Sebuah rencana aksi nasional baru yang menargetkan diskriminasi dan kebencian terhadap Muslim di Norwegia telah diumumkan oleh Perdana Menteri Erna Solberg dan Menteri Kebudayaan dan Kesetaraan Gender Abid Raja. Pemerintah setempat menekankan bahwa rencana aksi untuk memerangi rasisme dan diskriminasi secara umum Desember tahun lalu tidak cukup. Sehingga, langkah-langkah untuk menghilangkan kebencian yang ditujukan kepada umat Islam pada khususnya diperlukan.
“Ini adalah masalah dalam masyarakat kita bahwa berbagai minoritas dihadapkan pada rasisme. Beberapa minoritas, seperti Yahudi dan Muslim, sangat rentan. Kami sudah memiliki upaya untuk melawan anti-Semitisme, dan sekarang kami juga mempresentasikan rencana terpisah untuk melawan diskriminasi dan kebencian terhadap Muslim, ”kata Solberg, seperti dikutip oleh surat kabar Nettavisen, Jumat (25/9).
Dikutip dari Sputniknew, Solberg juga menekankan lonjakan sikap negatif terhadap Muslim dalam beberapa tahun terakhir. Dia menganggapnya sebagai gelombang pengungsi 2015 dan bangkitnya serangan teroris jihadis.
Rencana aksi yang akan diterapkan antara 2020 dan 2023 termasuk alokasi 10 juta NOK atau sekitar 1 juta dolar dan 18 berbagai tindakan. Perkembangan tersebut didasarkan pada penilaian ancaman Badan Keamanan Polisi Nasional (PST), yang menurutnya ancaman dari ekstremis sayap kanan telah tumbuh. Rencana aksi dipandang sebagai alat untuk mendorong dialog, menjembatani kesenjangan, dan memperoleh lebih banyak pengetahuan.
“Penting untuk menampilkan keragaman Muslim. Saya percaya bahwa ketika banyak orang berpikir Muslim, mereka mungkin berpikir tentang seorang mullah atau ekstremis teroris,” kata Menteri Kebudayaan Abid Raja, yang juga seorang Muslim, mengatakan kepada surat kabar Dagsavisen.
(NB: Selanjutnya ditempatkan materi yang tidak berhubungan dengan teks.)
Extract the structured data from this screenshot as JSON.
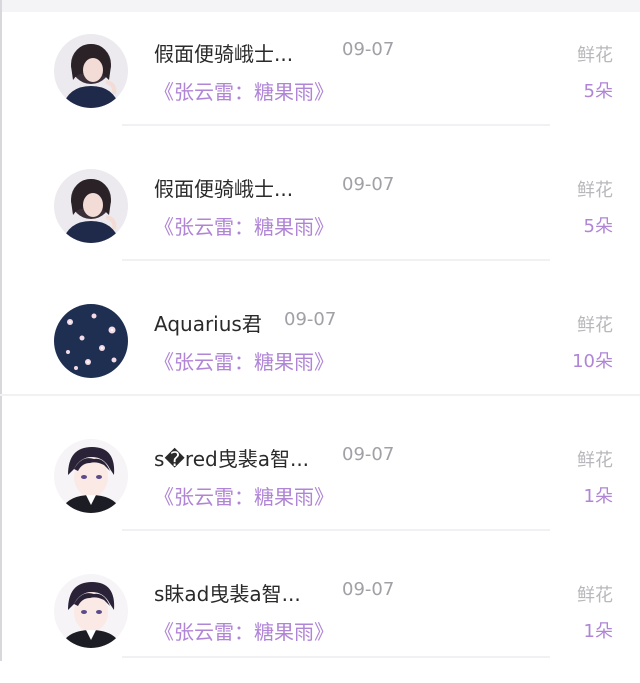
{
  "gift_list": {
    "items": [
      {
        "user_name": "假面便骑峨士...",
        "date": "09-07",
        "work_title": "《张云雷：糖果雨》",
        "gift_type": "鲜花",
        "gift_count": "5朵",
        "avatar_icon": "girl-short-hair-avatar"
      },
      {
        "user_name": "假面便骑峨士...",
        "date": "09-07",
        "work_title": "《张云雷：糖果雨》",
        "gift_type": "鲜花",
        "gift_count": "5朵",
        "avatar_icon": "girl-short-hair-avatar"
      },
      {
        "user_name": "Aquarius君",
        "date": "09-07",
        "work_title": "《张云雷：糖果雨》",
        "gift_type": "鲜花",
        "gift_count": "10朵",
        "avatar_icon": "sakura-navy-avatar"
      },
      {
        "user_name": "s�red曳裴a智...",
        "date": "09-07",
        "work_title": "《张云雷：糖果雨》",
        "gift_type": "鲜花",
        "gift_count": "1朵",
        "avatar_icon": "anime-boy-avatar"
      },
      {
        "user_name": "s眜ad曳裴a智...",
        "date": "09-07",
        "work_title": "《张云雷：糖果雨》",
        "gift_type": "鲜花",
        "gift_count": "1朵",
        "avatar_icon": "anime-boy-avatar"
      }
    ]
  },
  "colors": {
    "accent_purple": "#b085d6",
    "muted_gray": "#a0a0a6",
    "name_text": "#2a2a2a"
  }
}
Rencana aksi tersebut muncul setelah keributan yang dipicu oleh demonstrasi anti-Islam oleh organisasi SIAN (Stop the Islamisation of Norway), di mana salinan Alquran disobek untuk merayakan kebebasan berbicara. Menyusul keributan tersebut, Dewan Islam Norwegia mengumumkan bahwa pembakaran Alquran yang seperti dilakukan oleh SIAN dan Partai Garis Keras etnis-nasionalis Denmark, tidak boleh dilindungi oleh kebebasan berekspresi.